Yes, it's all sandwiches, baked goods, pizza, candy, and ice cream, but (except the commercial candy and ice cream), everything is homemade from scratch. Not health food, but good quality anyway. They can only use their break treat for homemade candy as well.
For us, it's not a matter of money, it'd be simpler just to feed them, but we do like them to eat from the menu so that they are familiar with our offerings.
Except for the small bites that I put on the beverage shelf, I don't let them eat anywhere but in the dining room or in the employee area. The health department frowns on such behavior and it's unsanitary. One woman was particularly problematic as she'd try to settle in to making chowder and have her lunch next to her and eat while preparing food. I put a stop to it at once. I wish it was as easy to get our elder partner to stop grabbing bites out of the prep table!
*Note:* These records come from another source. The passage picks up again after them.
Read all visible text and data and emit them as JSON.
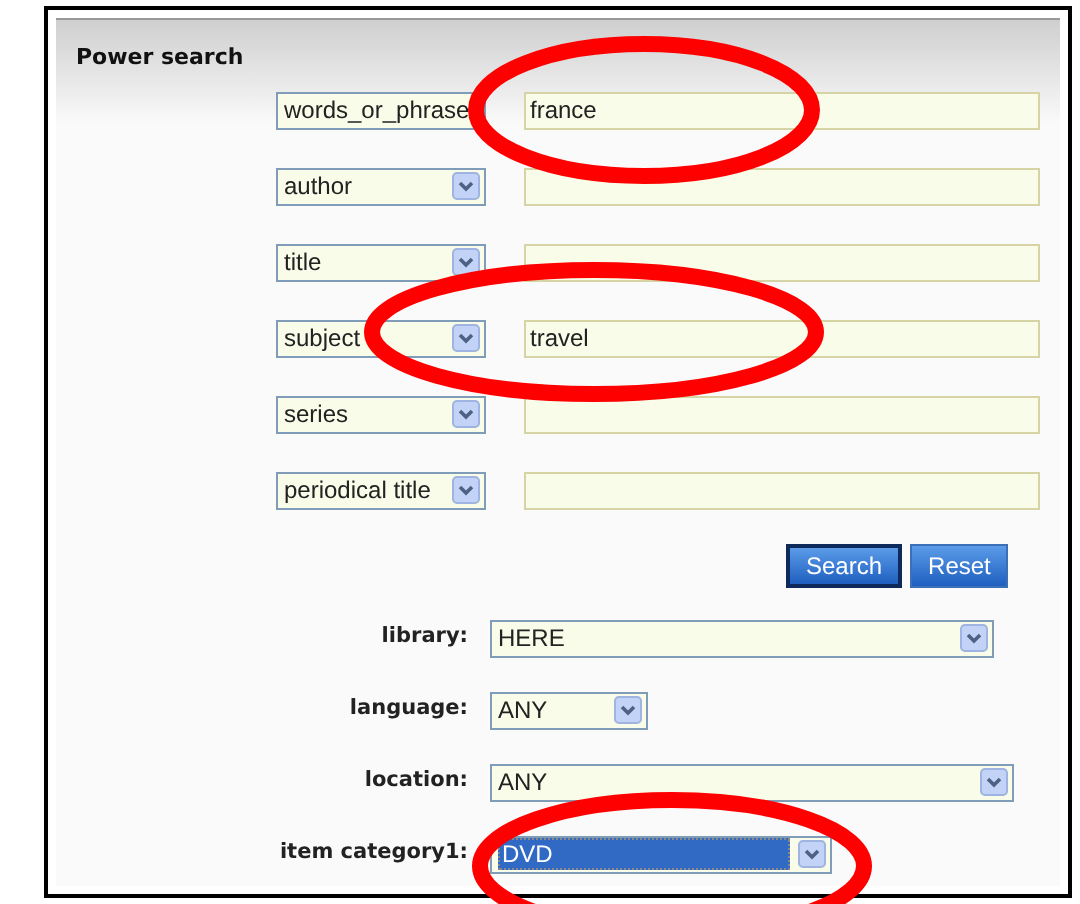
{
  "panel": {
    "title": "Power search"
  },
  "search_rows": [
    {
      "field": "words_or_phrase",
      "value": "france"
    },
    {
      "field": "author",
      "value": ""
    },
    {
      "field": "title",
      "value": ""
    },
    {
      "field": "subject",
      "value": "travel"
    },
    {
      "field": "series",
      "value": ""
    },
    {
      "field": "periodical title",
      "value": ""
    }
  ],
  "buttons": [
    "Search",
    "Reset"
  ],
  "filters": [
    {
      "label": "library:",
      "value": "HERE",
      "selected": false
    },
    {
      "label": "language:",
      "value": "ANY",
      "selected": false
    },
    {
      "label": "location:",
      "value": "ANY",
      "selected": false
    },
    {
      "label": "item category1:",
      "value": "DVD",
      "selected": true
    }
  ],
  "annotations": [
    {
      "kind": "ellipse"
    },
    {
      "kind": "ellipse"
    },
    {
      "kind": "ellipse"
    }
  ]
}
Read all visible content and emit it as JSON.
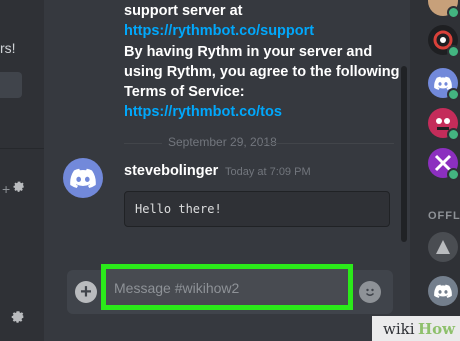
{
  "left_sidebar": {
    "fragment_text": "rs!",
    "plus_glyph": "+"
  },
  "messages": {
    "system_text_lines": [
      "support server at",
      "By having Rythm in your server and",
      "using Rythm, you agree to the following",
      "Terms of Service:"
    ],
    "links": {
      "support": "https://rythmbot.co/support",
      "tos": "https://rythmbot.co/tos"
    },
    "date_separator": "September 29, 2018",
    "user_message": {
      "username": "stevebolinger",
      "timestamp": "Today at 7:09 PM",
      "code": "Hello there!"
    }
  },
  "composer": {
    "plus_glyph": "+",
    "placeholder": "Message #wikihow2"
  },
  "member_list": {
    "offline_label": "OFFL"
  },
  "watermark": {
    "part1": "wiki",
    "part2": "How"
  },
  "colors": {
    "background": "#36393f",
    "sidebar": "#2f3136",
    "link": "#00a8fc",
    "blurple": "#7289da",
    "highlight": "#2bea1a",
    "online": "#43b581"
  },
  "icons": [
    "gear-icon",
    "discord-logo-icon",
    "plus-icon",
    "emoji-icon"
  ]
}
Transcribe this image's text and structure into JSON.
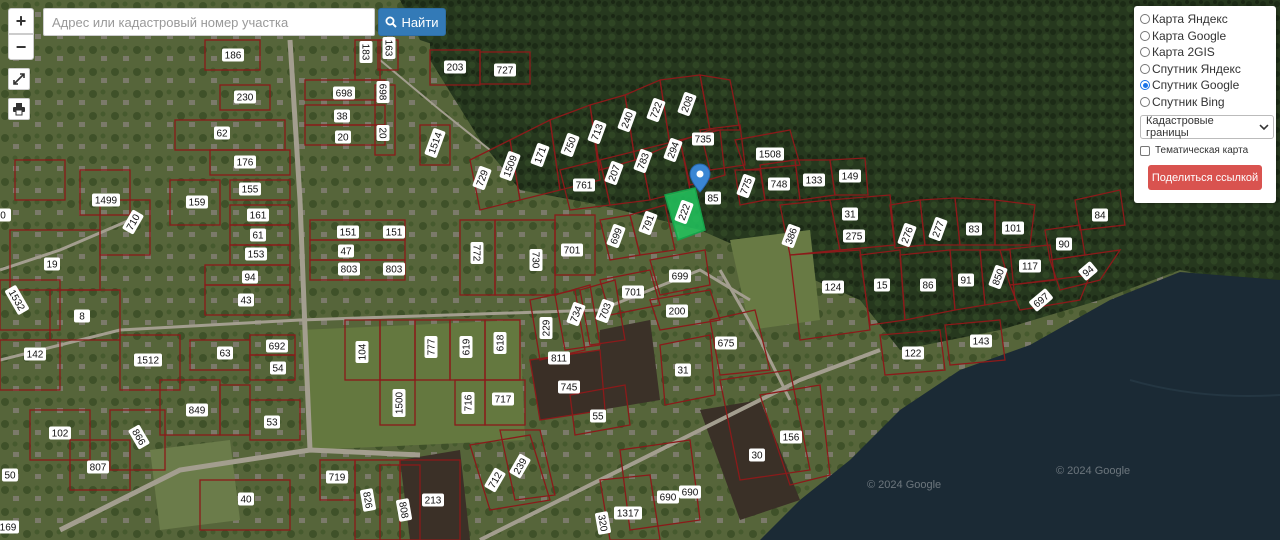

Many years ago I worked in a hospital in the kitchen as a general kitchen helper. Pot and dishwasher - clean up after the messy cooks - serve on the "belt" to load the food item onto the hospital trays going to the patients. We were not allowed to eat anywhere but in the cafeteria after we had paid full price for everything we chose. What was the result - almost all the staff I knew would be stuffing their face whenever the supervisor was not looking. You would find empty milk cartons in the fridge, and wrappers all over the kitchen of the remains of goods consumed on the sly.
So the question is - the company save money by giving free meals to prevent stealing - or not?